Negli ultimi giorni, con la solita, roboante rapidità, un altro quartiere popolare romano è balzato agli onori delle cronache nazionali. A Torre Maura l’arrivo di un gruppo di 70 rom nel centro di accoglienza di via dei Codirossoni ha scatenato la reazione di un gruppo di abitanti del quartiere, che hanno protestano contro il trasferimento.Ora cambiamo scenario. Lo scorso 30 marzo, a Rebibbia, periferia nord-est di Roma, un corteo di più di 1000 persone sfila per le vie del quartiere a valle di una mobilitazione che da mesi vede le realtà sociali e gli abitanti del territorio opporsi ad un progetto di speculazione targata M5S su un parco pubblico della zona. Una composizione ampia, variegata, intergenerazionale e intersezionale scende in piazza in maniera determinata contro il dispotismo dei pentastellati locali. Uno degli slogan principali è proprio “sul territorio decidono gli abitanti”: in questo caso decidono per l’opposizione a una speculazione, per denunciare l’effimera retorica della legalità a comando dei 5 stelle, per imporre i passaggi di interlocuzione con il territorio ad un movimento che ha sconfessato ogni singola promessa fatta in campagna elettorale.
Due quartieri. Due luoghi diversi per storia,
struttura, peculiarità. Due situazioni completamente diverse nella
contingenza. D’altronde si sa, a Roma ogni quartiere è un piccolo
paese. Ed è anche risaputo come ci siano dei tratti che accomunano
gli abitanti di molti quartieri periferici romani: emergenza
abitativa, disoccupazione, mancanza di servizi e di spazi collettivi,
spaccio. Due contesti in cui la decisione degli abitanti sul
territorio conduce a due esiti diametralmente opposti. Ma, quindi, il
fatto che sul territorio debbano decidere gli abitanti è un
obiettivo da perseguire o un feticcio da stigmatizzare?

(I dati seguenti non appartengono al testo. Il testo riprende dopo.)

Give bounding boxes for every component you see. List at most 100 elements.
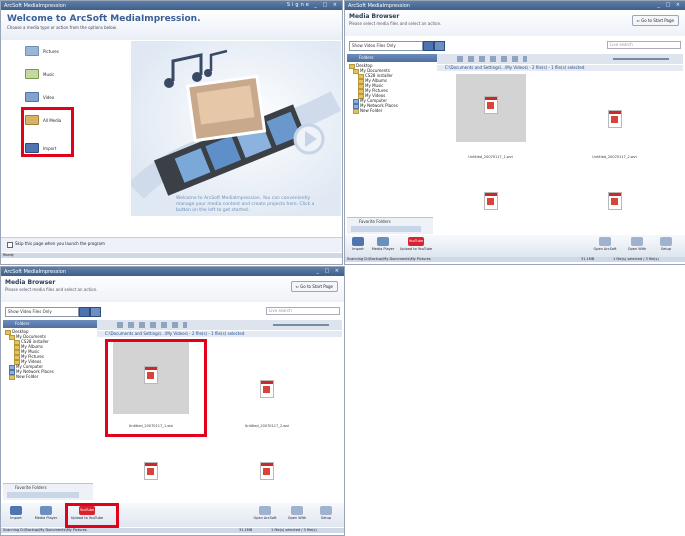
window-controls[interactable]: _ □ × (657, 2, 682, 8)
welcome-description: Welcome to ArcSoft MediaImpression. You … (176, 196, 315, 213)
open-arcsoft-label: Open ArcSoft (253, 516, 277, 520)
tree-item[interactable]: New Folder (5, 374, 93, 380)
folders-panel-header: Folders (347, 54, 445, 62)
import-button[interactable]: Import (7, 506, 25, 520)
app-title: ArcSoft MediaImpression (4, 2, 66, 9)
tree-item[interactable]: New Folder (349, 108, 433, 114)
welcome-subheading: Choose a media type or action from the o… (7, 25, 117, 30)
window-controls[interactable]: Signe _ □ × (287, 2, 339, 8)
setup-label: Setup (320, 516, 332, 520)
setup-button[interactable]: Setup (655, 237, 677, 251)
setup-button[interactable]: Setup (315, 506, 337, 520)
media-player-button[interactable]: Media Player (33, 506, 59, 520)
menu-label: Music (43, 71, 55, 77)
go-to-start-page-button[interactable]: ⇐ Go to Start Page (631, 15, 679, 26)
menu-pictures[interactable]: Pictures (25, 46, 59, 56)
video-file-icon (260, 462, 274, 480)
open-arcsoft-button[interactable]: Open ArcSoft (251, 506, 279, 520)
status-bar: Scanning D:\Backup\My Documents\My Pictu… (1, 528, 344, 533)
action-bar: Import Media Player YouTube Upload to You… (345, 235, 685, 257)
media-thumbnail[interactable]: Untitled_20070117_1.wvi (453, 74, 528, 159)
video-file-icon (260, 380, 274, 398)
path-info-bar: C:\Documents and Settings\...\My Videos\… (437, 65, 683, 71)
open-arcsoft-button[interactable]: Open ArcSoft (591, 237, 619, 251)
filter-apply-button[interactable] (434, 41, 445, 51)
import-icon (10, 506, 22, 515)
highlight-upload-youtube (65, 503, 119, 528)
skip-checkbox[interactable] (7, 242, 13, 248)
setup-label: Setup (660, 247, 672, 251)
status-right: 1 file(s) selected / 3 file(s) (613, 257, 659, 261)
zoom-slider[interactable] (613, 58, 669, 60)
pictures-icon (25, 46, 39, 56)
media-player-label: Media Player (371, 247, 395, 251)
menu-label: Pictures (43, 48, 59, 54)
goto-label: Go to Start Page (641, 18, 674, 23)
video-file-icon (607, 192, 622, 210)
import-button[interactable]: Import (349, 237, 367, 251)
zoom-slider[interactable] (273, 324, 329, 326)
toolbar-icons[interactable] (117, 322, 187, 328)
window-controls[interactable]: _ □ × (316, 268, 341, 274)
search-input[interactable]: Live search (607, 41, 681, 49)
status-left: Scanning D:\Backup\My Documents\My Pictu… (347, 257, 431, 261)
filter-dropdown-button[interactable] (423, 41, 434, 51)
go-to-start-page-button[interactable]: ⇐ Go to Start Page (290, 281, 338, 292)
media-player-button[interactable]: Media Player (371, 237, 395, 251)
status-bar: Ready (1, 253, 342, 258)
favorite-folders-label: Favorite Folders (359, 219, 391, 224)
media-grid: Untitled_20070117_1.wvi Untitled_2007011… (437, 72, 683, 232)
media-thumbnail[interactable] (453, 182, 528, 212)
video-file-icon (144, 462, 158, 480)
browser-titlebar: ArcSoft MediaImpression _ □ × (1, 267, 344, 276)
favorite-folders-panel: Favorite Folders (347, 217, 433, 234)
tree-label: New Folder (360, 108, 383, 113)
hero-illustration (131, 41, 341, 216)
video-icon (25, 92, 39, 102)
media-thumbnail[interactable] (577, 182, 652, 212)
media-thumbnail[interactable] (227, 448, 307, 480)
welcome-titlebar: ArcSoft MediaImpression Signe _ □ × (1, 1, 342, 10)
open-with-button[interactable]: Open With (285, 506, 309, 520)
filter-dropdown-button[interactable] (79, 307, 90, 317)
media-browser-window-2: ArcSoft MediaImpression _ □ × Media Brow… (0, 266, 345, 536)
filter-apply-button[interactable] (90, 307, 101, 317)
action-bar: Import Media Player YouTube Upload to You… (1, 503, 344, 527)
import-icon (352, 237, 364, 246)
filter-select[interactable]: Show Video Files Only (5, 307, 79, 317)
import-label: Import (10, 516, 22, 520)
menu-label: Video (43, 94, 55, 100)
video-file-icon (607, 110, 622, 128)
path-info-bar: C:\Documents and Settings\...\My Videos\… (97, 331, 342, 337)
status-size: 31.1MB (581, 257, 595, 261)
welcome-footer: Skip this page when you launch the progr… (1, 237, 342, 252)
folders-label: Folders (15, 321, 30, 326)
media-thumbnail[interactable]: Untitled_20070117_2.wvi (227, 342, 307, 428)
open-arcsoft-icon (259, 506, 271, 515)
toolbar-icons[interactable] (457, 56, 527, 62)
menu-music[interactable]: Music (25, 69, 54, 79)
goto-label: Go to Start Page (300, 284, 333, 289)
open-with-label: Open With (627, 247, 647, 251)
favorite-toolbar[interactable] (351, 226, 421, 232)
folder-icon (9, 374, 15, 380)
media-thumbnail[interactable] (111, 448, 191, 480)
media-player-label: Media Player (34, 516, 58, 520)
status-bar: Scanning D:\Backup\My Documents\My Pictu… (345, 257, 685, 262)
upload-youtube-button[interactable]: YouTube Upload to YouTube (399, 237, 433, 251)
media-browser-window: ArcSoft MediaImpression _ □ × Media Brow… (344, 0, 685, 265)
menu-video[interactable]: Video (25, 92, 54, 102)
media-player-icon (377, 237, 389, 246)
open-with-button[interactable]: Open With (625, 237, 649, 251)
skip-label: Skip this page when you launch the progr… (15, 241, 105, 246)
filter-select[interactable]: Show Video Files Only (349, 41, 423, 51)
highlight-selected-video (105, 339, 207, 437)
youtube-icon: YouTube (408, 237, 424, 246)
search-input[interactable]: Live search (266, 307, 340, 315)
media-thumbnail[interactable]: Untitled_20070117_2.wvi (577, 74, 652, 159)
open-with-icon (631, 237, 643, 246)
favorite-toolbar[interactable] (7, 492, 79, 498)
status-left: Scanning D:\Backup\My Documents\My Pictu… (3, 528, 87, 532)
welcome-heading: Welcome to ArcSoft MediaImpression. (7, 14, 201, 24)
browser-titlebar: ArcSoft MediaImpression _ □ × (345, 1, 685, 10)
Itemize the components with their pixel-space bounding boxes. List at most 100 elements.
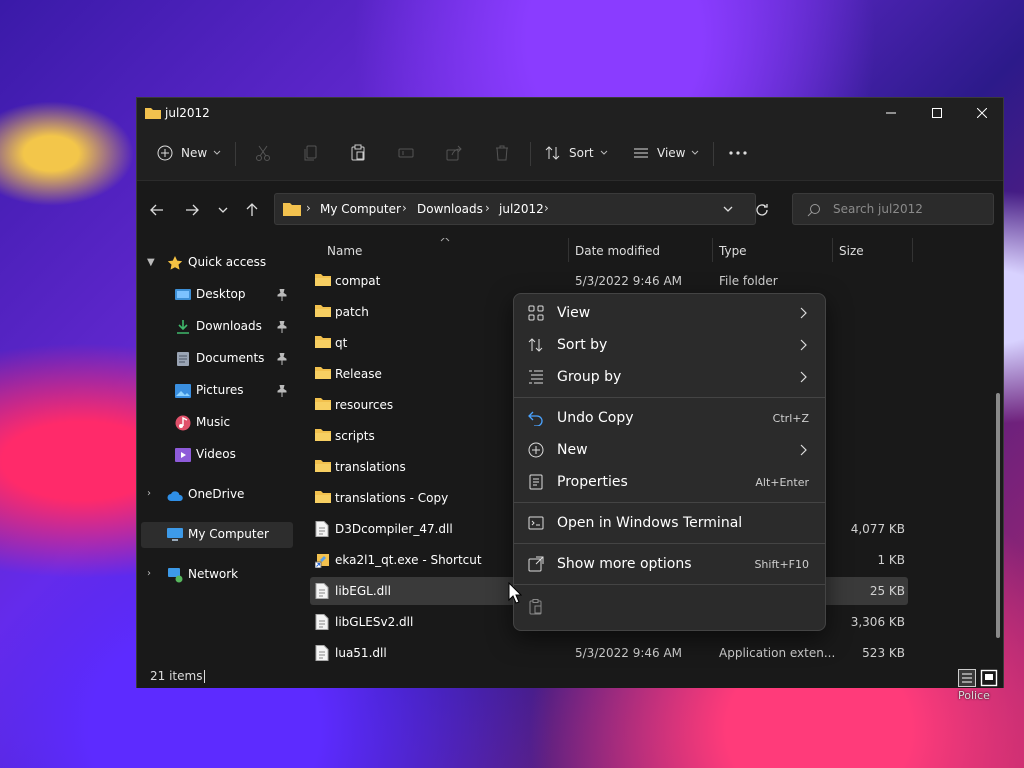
breadcrumb-downloads[interactable]: Downloads <box>417 202 483 216</box>
sidebar-item-music[interactable]: Music <box>141 410 293 436</box>
back-button[interactable] <box>147 200 167 220</box>
view-label: View <box>657 146 686 160</box>
file-row[interactable]: lua51.dll 5/3/2022 9:46 AM Application ext… <box>310 639 908 666</box>
minimize-icon <box>886 112 896 114</box>
forward-button[interactable] <box>182 200 202 220</box>
dll-file-icon <box>315 583 329 602</box>
column-divider[interactable] <box>912 238 913 262</box>
up-button[interactable] <box>242 200 262 220</box>
chevron-right-icon <box>800 444 807 456</box>
file-name: compat <box>335 274 381 288</box>
file-name: D3Dcompiler_47.dll <box>335 522 453 536</box>
sidebar-label: Documents <box>196 351 265 365</box>
sidebar-item-quick-access[interactable]: Quick access <box>141 250 293 276</box>
menu-separator <box>514 397 825 398</box>
computer-icon <box>167 528 183 541</box>
file-size: 4,077 KB <box>850 522 905 536</box>
column-divider[interactable] <box>568 238 569 262</box>
sort-icon <box>528 338 543 352</box>
status-bar: 21 items <box>137 666 1003 688</box>
file-row[interactable]: compat 5/3/2022 9:46 AM File folder <box>310 267 908 295</box>
menu-item-new[interactable]: New <box>518 435 821 465</box>
menu-paste-button[interactable] <box>518 592 821 622</box>
vertical-scrollbar[interactable] <box>996 393 1000 638</box>
close-button[interactable] <box>959 98 1005 128</box>
breadcrumb-jul2012[interactable]: jul2012 <box>499 202 544 216</box>
dll-file-icon <box>315 645 329 664</box>
sidebar-item-downloads[interactable]: Downloads <box>141 314 293 340</box>
toolbar-divider <box>235 142 236 166</box>
refresh-button[interactable] <box>752 200 772 220</box>
recent-locations-button[interactable] <box>213 200 233 220</box>
pin-icon[interactable] <box>277 385 287 397</box>
chevron-down-icon <box>600 150 607 155</box>
share-button[interactable] <box>445 142 463 164</box>
column-header-date[interactable]: Date modified <box>575 244 660 258</box>
sort-button[interactable]: Sort <box>545 142 608 164</box>
minimize-button[interactable] <box>868 98 914 128</box>
address-history-chevron-icon[interactable] <box>723 206 733 212</box>
menu-item-show-more-options[interactable]: Show more options Shift+F10 <box>518 549 821 579</box>
shortcut-label: Shift+F10 <box>754 558 809 571</box>
documents-icon <box>177 352 189 366</box>
menu-item-undo-copy[interactable]: Undo Copy Ctrl+Z <box>518 403 821 433</box>
cut-button[interactable] <box>254 142 272 164</box>
scissors-icon <box>256 145 270 161</box>
menu-item-view[interactable]: View <box>518 298 821 328</box>
column-divider[interactable] <box>712 238 713 262</box>
breadcrumb-separator: › <box>306 201 311 215</box>
menu-label: Group by <box>557 369 622 385</box>
view-button[interactable]: View <box>633 142 699 164</box>
folder-icon <box>315 304 331 320</box>
sidebar-item-desktop[interactable]: Desktop <box>141 282 293 308</box>
sidebar-item-videos[interactable]: Videos <box>141 442 293 468</box>
search-box[interactable]: Search jul2012 <box>792 193 994 225</box>
chevron-right-icon <box>800 371 807 383</box>
trash-icon <box>496 145 508 161</box>
menu-item-group-by[interactable]: Group by <box>518 362 821 392</box>
address-bar[interactable]: › My Computer › Downloads › jul2012 › <box>274 193 756 225</box>
breadcrumb-my-computer[interactable]: My Computer <box>320 202 401 216</box>
music-icon <box>175 415 191 431</box>
file-size: 523 KB <box>862 646 905 660</box>
file-name: libEGL.dll <box>335 584 391 598</box>
chevron-down-icon <box>213 150 221 155</box>
new-button[interactable]: New <box>157 142 221 164</box>
menu-item-properties[interactable]: Properties Alt+Enter <box>518 467 821 497</box>
title-bar[interactable]: jul2012 <box>137 98 1003 128</box>
sidebar-item-onedrive[interactable]: OneDrive <box>141 482 293 508</box>
copy-button[interactable] <box>302 142 320 164</box>
more-options-button[interactable] <box>729 142 747 164</box>
maximize-button[interactable] <box>914 98 960 128</box>
terminal-icon <box>528 516 544 530</box>
tiles-view-icon[interactable] <box>980 669 998 687</box>
pictures-icon <box>175 384 191 398</box>
details-view-icon[interactable] <box>958 669 976 687</box>
column-header-type[interactable]: Type <box>719 244 747 258</box>
pin-icon[interactable] <box>277 321 287 333</box>
paste-button[interactable] <box>349 142 367 164</box>
pin-icon[interactable] <box>277 289 287 301</box>
sidebar-item-network[interactable]: Network <box>141 562 293 588</box>
sidebar-item-my-computer[interactable]: My Computer <box>141 522 293 548</box>
column-divider[interactable] <box>832 238 833 262</box>
rename-button[interactable] <box>397 142 415 164</box>
copy-icon <box>304 145 317 161</box>
column-header-name[interactable]: Name <box>327 244 362 258</box>
column-header-size[interactable]: Size <box>839 244 864 258</box>
menu-label: Open in Windows Terminal <box>557 515 743 531</box>
menu-label: Sort by <box>557 337 608 353</box>
delete-button[interactable] <box>493 142 511 164</box>
sidebar-item-documents[interactable]: Documents <box>141 346 293 372</box>
refresh-icon <box>756 204 768 216</box>
layout-toggle <box>958 669 998 687</box>
plus-circle-icon <box>528 442 544 458</box>
sidebar-label: OneDrive <box>188 487 245 501</box>
menu-separator <box>514 543 825 544</box>
rename-icon <box>398 148 414 158</box>
menu-item-open-terminal[interactable]: Open in Windows Terminal <box>518 508 821 538</box>
pin-icon[interactable] <box>277 353 287 365</box>
menu-item-sort-by[interactable]: Sort by <box>518 330 821 360</box>
sidebar-item-pictures[interactable]: Pictures <box>141 378 293 404</box>
file-name: libGLESv2.dll <box>335 615 414 629</box>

Partiamo da Torre Maura. Non entriamo nel merito
delle modalità con cui il Comune di Roma, da decenni e con tutti i
colori politici, gestisce l’accoglienza, i campi rom, l’emergenza
abitativa. C’è chi, senza dubbio meglio di noi, in questi giorni
sta snocciolando le falle di un’amministrazione strutturalmente
incapace di fornire risposte concrete ed efficaci su questo come
tutti gli altri innumerevoli problemi della Capitale. Potremmo dire
che l’Italia è uno dei Paesi d’Europa in cui vive la percentuale
più bassa di popolazione rom. Potremmo dire che affermare di voler
“superare il problema dei campi” costruendo strutture-ghetto in
cui portare le persone come pacchi postali non solo non risolve il
problema, ma lo acuisce. Potremmo dire che, nella città delle case
vuote e della gente senza case, anzichè cercare di garantire un
alloggio dignitoso a chiunque si trovi in situazione di emergenza
abitativa, si continua a sfrattare, a offrire posti nelle case
famiglia e nei residence, a perpetrare il meccanismo dell’emergenza
normalizzata, dei bandi, delle cooperative e di tutto quel “mondo
di mezzo” che continua a imperversare nella realtà romana. Mafia
capitale non è un’inchiesta, è una prassi consolidata.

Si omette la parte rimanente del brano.